Mesmo com a carteira de habilitação nas mãos, livre para frequentar espaços com restrição etária e submetidos aos trâmites do direito
penal, rapazes e moças entre 18 e 21 anos não podiam casar, assinar escritura de compra ou venda de imóvel nem viajar ao Exterior sem
a autorização expressa do pai ou responsável. Agora, a maioridade
civil se iguala à maioridade penal e delega ao jovem de 18 anos responsabilidade total sobre seus atos. “O Código é um anseio antigo
da sociedade. Responde às mudanças de comportamento ocorridas no mundo desde 1916”, defende o jurista Miguel Reale, um dos responsáveis pela implantação das mudanças. “Estamos na era da informação. O
rapaz vota para presidente desde os 16 e, aos 18, já atingiu a plenitude do conhecimento. Está pronto para exercer com autonomia qualquer decisão na esfera civil”, acredita. Em 1969, Reale assumiu a coordenação da Comissão Revisora e Elaboradora do Código Civil e, desde 1975, acompanhou o debate de mais de mil emendas na Câmara e
outras 400 no Senado, mantendo a essência da primeira versão.

Hélcio Nagamine  
PRECOCE Bittar
se emancipou
para processar
um banco
 

Incoerência – A opinião de Reale, no entanto, não é consenso nem entre os jovens. A maioria concorda com ele e comemora. “É incoerente a gente dirigir e não poder comprar o próprio carro, mesmo com renda própria”, afirma Stella Lopez, 19 anos, estudante de direito. Mas a possibilidade de emancipação aos 16, por exemplo, enfrenta resistência. “Com essa idade ninguém pode ser preso. Se eu fosse emancipada e cometesse algum crime, não poderia responder processo. Isso é errado”, protesta a estudante do ensino médio Ludmila Romanoff, 17 anos. Ela se refere ao Código Penal que considera responsável por atos criminosos apenas os maiores de 18 anos. “A emancipação não deveria existir. A maioridade só deveria ser alcançada aos 18”, concorda o estudante de direito Ivan Gaioll, 19 anos. Sob o Código antigo, quando a maioridade era definida depois dos 21, o jovem poderia ser emancipado somente após os 18. Foi o que fez o empresário Rodrigo Bittar, hoje com 24 anos, quando tinha 19. O banco do qual ele era cliente transferiu dinheiro de sua poupança para a conta corrente sem a sua autorização e ele decidiu entrar com um processo. “Como eu era menor de 21, disseram que apenas meus pais poderiam assumir o caso. Mas o dinheiro era meu!
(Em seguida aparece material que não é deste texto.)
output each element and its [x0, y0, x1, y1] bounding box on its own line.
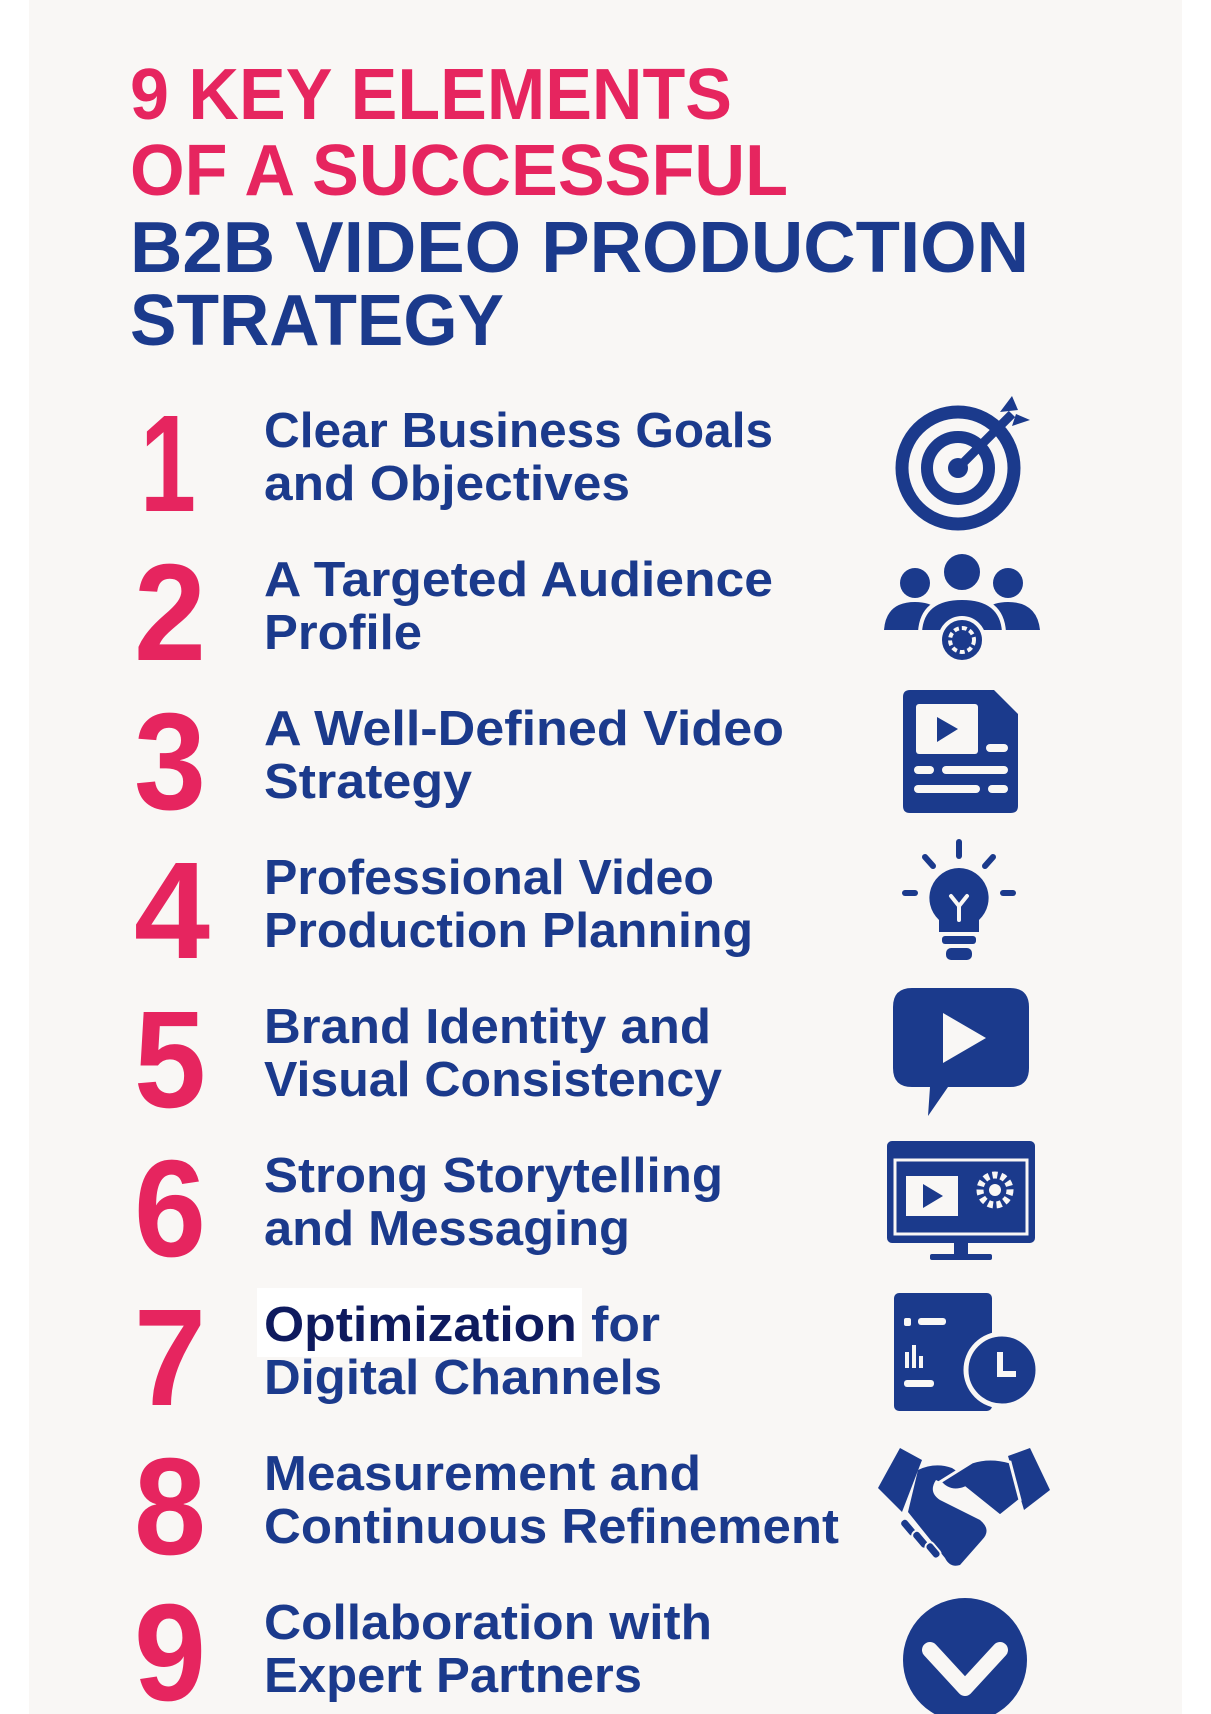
title — [130, 55, 1029, 361]
item 2: 2 — [134, 536, 206, 690]
item 9 — [134, 1576, 712, 1714]
item 6: and Messaging — [264, 1202, 630, 1256]
title: B2B VIDEO PRODUCTION — [130, 208, 1029, 288]
icon: target — [902, 396, 1030, 524]
icon: handshake — [878, 1448, 1050, 1566]
title: OF A SUCCESSFUL — [130, 131, 788, 211]
item 4: 4 — [134, 834, 210, 988]
item 7: Optimization for — [264, 1298, 660, 1352]
item 7: 7 — [134, 1281, 206, 1435]
item 1: 1 — [140, 387, 196, 541]
title: STRATEGY — [130, 281, 504, 361]
item 2: Profile — [264, 606, 422, 660]
item 1: Clear Business Goals — [264, 404, 773, 458]
item 9: Expert Partners — [264, 1649, 642, 1703]
item 6: 6 — [134, 1132, 206, 1286]
item 3: Strategy — [264, 755, 472, 809]
item 8: Measurement and — [264, 1447, 701, 1501]
item 3 — [134, 685, 784, 839]
item 1: and Objectives — [264, 457, 630, 511]
item 4: Production Planning — [264, 904, 753, 958]
item 1 — [140, 387, 773, 541]
item 8: 8 — [134, 1430, 206, 1584]
item 8 — [134, 1430, 839, 1584]
icon: video speech bubble — [893, 988, 1029, 1116]
item 7 — [134, 1281, 662, 1435]
item 4: Professional Video — [264, 851, 714, 905]
item 8: Continuous Refinement — [264, 1500, 839, 1554]
item 5: Brand Identity and — [264, 1000, 711, 1054]
title: 9 KEY ELEMENTS — [130, 55, 732, 135]
item 6: Strong Storytelling — [264, 1149, 723, 1203]
icon: audience — [884, 552, 1040, 662]
icon: light bulb — [905, 842, 1013, 960]
item 6 — [134, 1132, 723, 1286]
item 4 — [134, 834, 753, 988]
icon: video document — [903, 690, 1018, 813]
item 7: Digital Channels — [264, 1351, 662, 1405]
icon: analytics clock — [894, 1293, 1038, 1411]
item 3: 3 — [134, 685, 206, 839]
item 9: Collaboration with — [264, 1596, 712, 1650]
icon: monitor — [887, 1141, 1035, 1260]
icon: check circle — [903, 1598, 1027, 1714]
item 2: A Targeted Audience — [264, 553, 773, 607]
item 5: 5 — [134, 983, 206, 1137]
item 3: A Well-Defined Video — [264, 702, 784, 756]
item 5: Visual Consistency — [264, 1053, 722, 1107]
item 5 — [134, 983, 722, 1137]
item 2 — [134, 536, 773, 690]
Aos 18 já temos capacidade de brigar por nossos direitos e assumir nossas responsabilidades”, afirma. “Fiz questão de me emancipar para resolver a situação sem a interferência deles”, conta. Bastou para que o banco propusesse um acordo. Agora, um parágrafo permite que alguém na situação de Rodrigo resolva a situação sem depender de escritura de emancipação. “Foi introduzida a possibilidade de emancipação tácita ou legal (sem necessidade de escritura) para os maiores de 16. Basta comprovar vínculo empregatício e renda. Se o jovem estiver empregado e for auto-suficiente, poderá ser tratado como maior”, explica a advogada Regina Beatriz Tavares da Silva, consultora do projeto de lei.